Once the malware is installed it can rummage through the users browser files, looking for any data that matches the list of login pages I gave it. I just need to sit back and wait for the malware to phone home and give me a nicely packaged list of ESPs, usernames and passwords. Then I can steal that customer’s email lists and send my next phishing run through that ESP.
This isn’t a new issue – it’s been discussed since browsers started implementing autocompletion over a decade ago, and it’s been a best practice to include autocomplete=”off” for password fields or login forms for years.
How serious a risk is this for ESPs? Well, I looked at the customer login pages at several ESPs that have a history of being compromised and none of them are using autocomplete=”off”. I looked at several that haven’t been compromised that I know of, and they’re all using either autocomplete=”off” or a complex (and reasonably secure-looking) javascript approach to login. Correlation isn’t causation, but it’s fairly strong circumstantial evidence.

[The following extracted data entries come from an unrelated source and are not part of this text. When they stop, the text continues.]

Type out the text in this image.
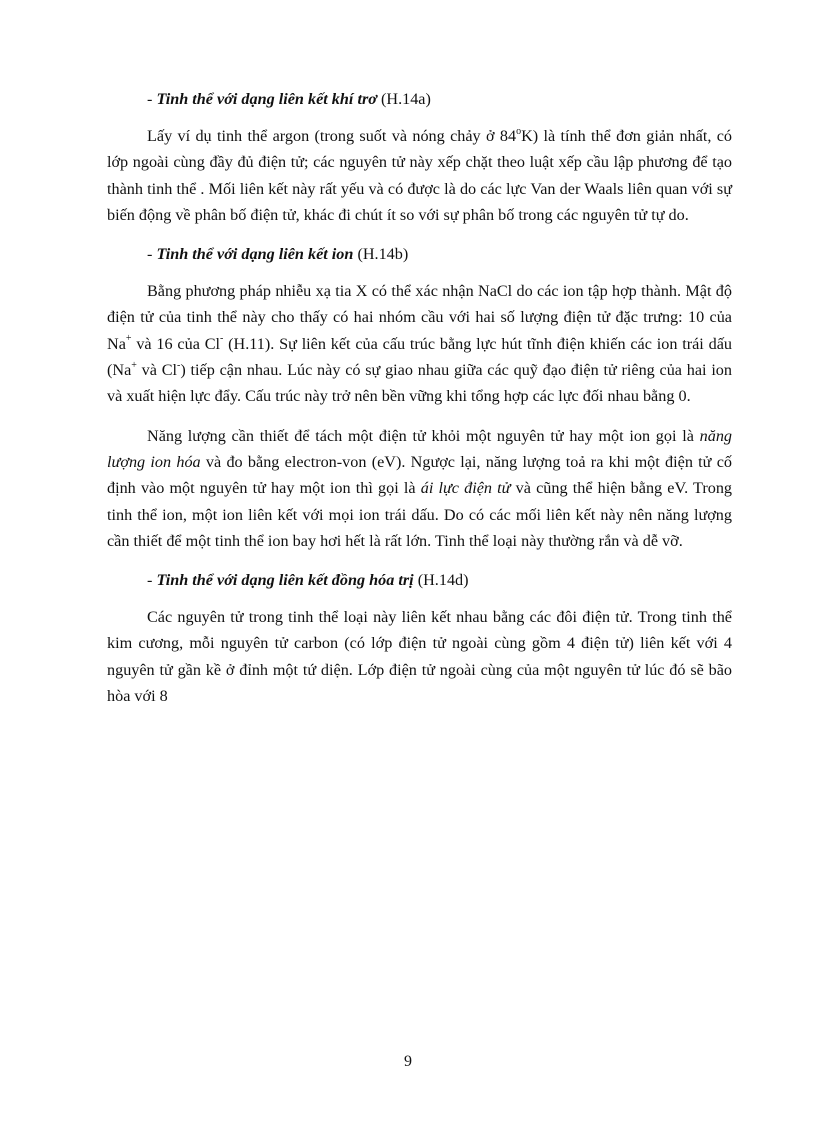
- Tinh thể với dạng liên kết khí trơ (H.14a)

Lấy ví dụ tinh thể argon (trong suốt và nóng chảy ở 84$^o$K) là tính thể đơn giản nhất, có lớp ngoài cùng đầy đủ điện tử; các nguyên tử này xếp chặt theo luật xếp cầu lập phương để tạo thành tinh thể . Mối liên kết này rất yếu và có được là do các lực Van der Waals liên quan với sự biến động về phân bố điện tử, khác đi chút ít so với sự phân bố trong các nguyên tử tự do.

- Tinh thể với dạng liên kết ion (H.14b)

Bằng phương pháp nhiễu xạ tia X có thể xác nhận NaCl do các ion tập hợp thành. Mật độ điện tử của tinh thể này cho thấy có hai nhóm cầu với hai số lượng điện tử đặc trưng: 10 của Na+ và 16 của Cl- (H.11). Sự liên kết của cấu trúc bằng lực hút tĩnh điện khiến các ion trái dấu (Na+ và Cl-) tiếp cận nhau. Lúc này có sự giao nhau giữa các quỹ đạo điện tử riêng của hai ion và xuất hiện lực đẩy. Cấu trúc này trở nên bền vững khi tổng hợp các lực đối nhau bằng 0.

Năng lượng cần thiết để tách một điện tử khỏi một nguyên tử hay một ion gọi là năng lượng ion hóa và đo bằng electron-von (eV). Ngược lại, năng lượng toả ra khi một điện tử cố định vào một nguyên tử hay một ion thì gọi là ái lực điện tử và cũng thể hiện bằng eV. Trong tinh thể ion, một ion liên kết với mọi ion trái dấu. Do có các mối liên kết này nên năng lượng cần thiết để một tinh thể ion bay hơi hết là rất lớn. Tinh thể loại này thường rắn và dễ vỡ.

- Tinh thể với dạng liên kết đồng hóa trị (H.14d)

Các nguyên tử trong tinh thể loại này liên kết nhau bằng các đôi điện tử. Trong tinh thể kim cương, mỗi nguyên tử carbon (có lớp điện tử ngoài cùng gồm 4 điện tử) liên kết với 4 nguyên tử gần kề ở đỉnh một tứ diện. Lớp điện tử ngoài cùng của một nguyên tử lúc đó sẽ bão hòa với 8

9
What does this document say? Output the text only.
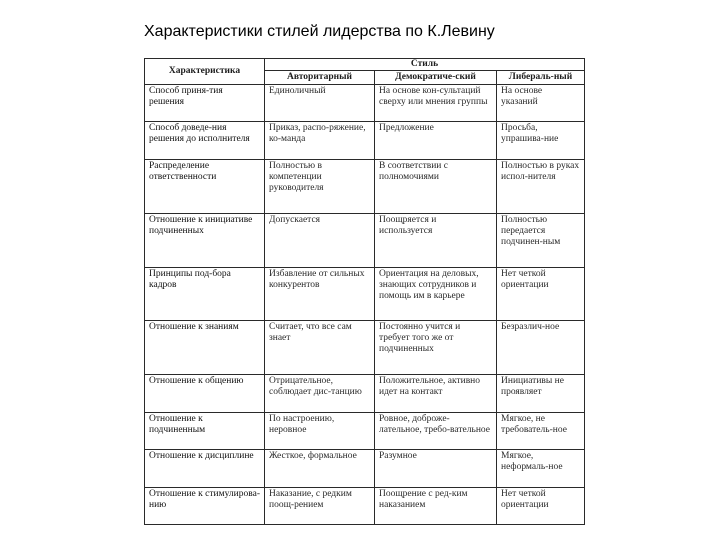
Характеристики стилей лидерства по К.Левину
Характеристика	Стиль		
	Авторитарный	Демократиче-ский	Либераль-ный
Способ приня-тия решения	Единоличный	На основе кон-сультаций сверху или мнения группы	На основе указаний
Способ доведе-ния решения до исполнителя	Приказ, распо-ряжение, ко-манда	Предложение	Просьба, упрашива-ние
Распределение ответственности	Полностью в компетенции руководителя	В соответствии с полномочиями	Полностью в руках испол-нителя
Отношение к инициативе подчиненных	Допускается	Поощряется и используется	Полностью передается подчинен-ным
Принципы под-бора кадров	Избавление от сильных конкурентов	Ориентация на деловых, знающих сотрудников и помощь им в карьере	Нет четкой ориентации
Отношение к знаниям	Считает, что все сам знает	Постоянно учится и требует того же от подчиненных	Безразлич-ное
Отношение к общению	Отрицательное, соблюдает дис-танцию	Положительное, активно идет на контакт	Инициативы не проявляет
Отношение к подчиненным	По настроению, неровное	Ровное, доброже-лательное, требо-вательное	Мягкое, не требователь-ное
Отношение к дисциплине	Жесткое, формальное	Разумное	Мягкое, неформаль-ное
Отношение к стимулирова-нию	Наказание, с редким поощ-рением	Поощрение с ред-ким наказанием	Нет четкой ориентации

ESPs should fix this hole if they haven’t already. If any customers are upset about having to actually type in their password (really?) they can take a look at secure password management tools (e.g. 1Password, LastPass or KeePass).
Thanks to Tim at Silverpop for reminding me that this is a serious security hole that many ESPs haven’t plugged yet and pointing me at some of these resources.
More on passwords and application security tomorrow.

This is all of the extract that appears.